Do głowy cisnęły mu się setki pytań, miał wielką ochotę wyrzucić je z siebie jednym tchem: Czy Patrick wiedział, że tamci są na jego tropie? Zdawał sobie sprawę, iż lada dzień mogą go zidentyfikować? Gdzie ona była w tym czasie, kiedy go porwano? Czy mieszkali razem? W jaki sposób zabezpieczyła pieniądze? Gdzie je ulokowała? Czy fortunie nic nie grozi? Gotów był błagać, aby uchyliła mu rąbka tajemnicy. W końcu był adwokatem Lanigana, mogła mu zaufać.

– Porozmawiajmy o sprawie rozwodowej – odezwała się, szybko zmieniając temat.

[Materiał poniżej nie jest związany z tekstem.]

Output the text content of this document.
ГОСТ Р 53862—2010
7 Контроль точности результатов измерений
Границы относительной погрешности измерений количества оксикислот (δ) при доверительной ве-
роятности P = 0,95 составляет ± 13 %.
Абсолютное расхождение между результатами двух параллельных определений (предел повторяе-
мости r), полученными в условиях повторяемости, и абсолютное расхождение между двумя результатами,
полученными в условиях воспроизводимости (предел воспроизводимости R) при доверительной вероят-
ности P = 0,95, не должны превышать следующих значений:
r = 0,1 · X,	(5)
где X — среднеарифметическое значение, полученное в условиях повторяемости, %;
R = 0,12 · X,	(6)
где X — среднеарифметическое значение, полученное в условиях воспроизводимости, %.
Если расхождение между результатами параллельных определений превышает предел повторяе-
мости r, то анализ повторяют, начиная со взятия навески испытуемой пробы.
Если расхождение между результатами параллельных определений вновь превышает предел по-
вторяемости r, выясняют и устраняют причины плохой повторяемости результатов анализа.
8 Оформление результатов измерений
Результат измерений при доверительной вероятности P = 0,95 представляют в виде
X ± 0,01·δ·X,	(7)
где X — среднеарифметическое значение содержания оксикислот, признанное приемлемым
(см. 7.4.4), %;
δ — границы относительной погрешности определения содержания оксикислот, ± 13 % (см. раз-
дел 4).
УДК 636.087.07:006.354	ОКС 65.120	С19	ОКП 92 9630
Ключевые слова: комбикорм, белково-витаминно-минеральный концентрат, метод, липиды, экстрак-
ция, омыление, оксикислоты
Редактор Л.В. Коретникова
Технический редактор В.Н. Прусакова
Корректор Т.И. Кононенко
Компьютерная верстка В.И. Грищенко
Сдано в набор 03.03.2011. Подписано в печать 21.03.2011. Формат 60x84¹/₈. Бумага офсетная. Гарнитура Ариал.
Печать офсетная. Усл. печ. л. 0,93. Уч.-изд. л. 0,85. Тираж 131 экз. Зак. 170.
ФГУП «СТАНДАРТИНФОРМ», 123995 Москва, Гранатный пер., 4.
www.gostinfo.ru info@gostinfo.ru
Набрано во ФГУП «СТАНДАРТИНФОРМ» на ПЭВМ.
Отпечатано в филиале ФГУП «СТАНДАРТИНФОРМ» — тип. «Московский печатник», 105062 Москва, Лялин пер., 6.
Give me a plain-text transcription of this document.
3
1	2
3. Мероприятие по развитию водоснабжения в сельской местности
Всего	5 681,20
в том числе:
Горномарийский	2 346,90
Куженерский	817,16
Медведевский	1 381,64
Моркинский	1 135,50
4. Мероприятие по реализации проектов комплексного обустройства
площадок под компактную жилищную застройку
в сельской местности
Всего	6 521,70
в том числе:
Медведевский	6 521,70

Zapewne wyczuwała rozpierającą go ciekawość. Wstała od stołu, podeszła do komody, wyjęła z szuflady grubą kartonową teczkę na dokumenty i położyła ją przed nim.

– Widziałeś wczoraj w telewizji wywiad z Trudy?

– Owszem. Usiłowała być bardzo patetyczna, prawda?

– Nie sądziłam, że jest taka ładna.

– Zbyt ładna. Moim zdaniem Patrick popełnił wielki błąd, żeniąc się z nią dla jej wyglądu.

– Nie on pierwszy dał się nabrać.

– Nie. To prawda.

– Patrick nią gardził. To fałszywa kobieta, była niewierna przez cały okres ich małżeństwa.

– Niewierna?

– Tak. Dowody są w tej teczce. W ostatnim roku małżeństwa Patrick zatrudnił prywatnego detektywa, aby ją śledził. Jej kochanek to niejaki Lance Maxa. Spotykała się z nim przy każdej okazji. Detektyw zrobił szereg zdjęć Lance’a wchodzącego i wychodzącego z ich domu, kiedy tylko Patrick wyjeżdżał. Udało mu się nawet sfotografować Trudy z Lance’em opalających się przy basenie na tyłach domu, oczywiście nago.

Sandy pospiesznie otworzył teczkę, przerzucił kilka papierów i trafił na fotografie. Rzeczywiście ukazywały Trudy i Lance’a nagich, jak ich Pan Bóg stworzył. Uśmiechnął się ironicznie.

– To bardzo ciekawe dowody do sprawy rozwodowej.

– Patrick chyba ci już mówił, że chce rozwodu. Nie zamierza prowadzić żadnych kłótni na sali sądowej. Ale na razie trzeba Trudy zamknąć usta. Nieźle się bawi, rozpowiadając na lewo i prawo najgorsze rzeczy o swoim mężu.

– Te zdjęcia powinny odnieść pożądany skutek. A co z córką?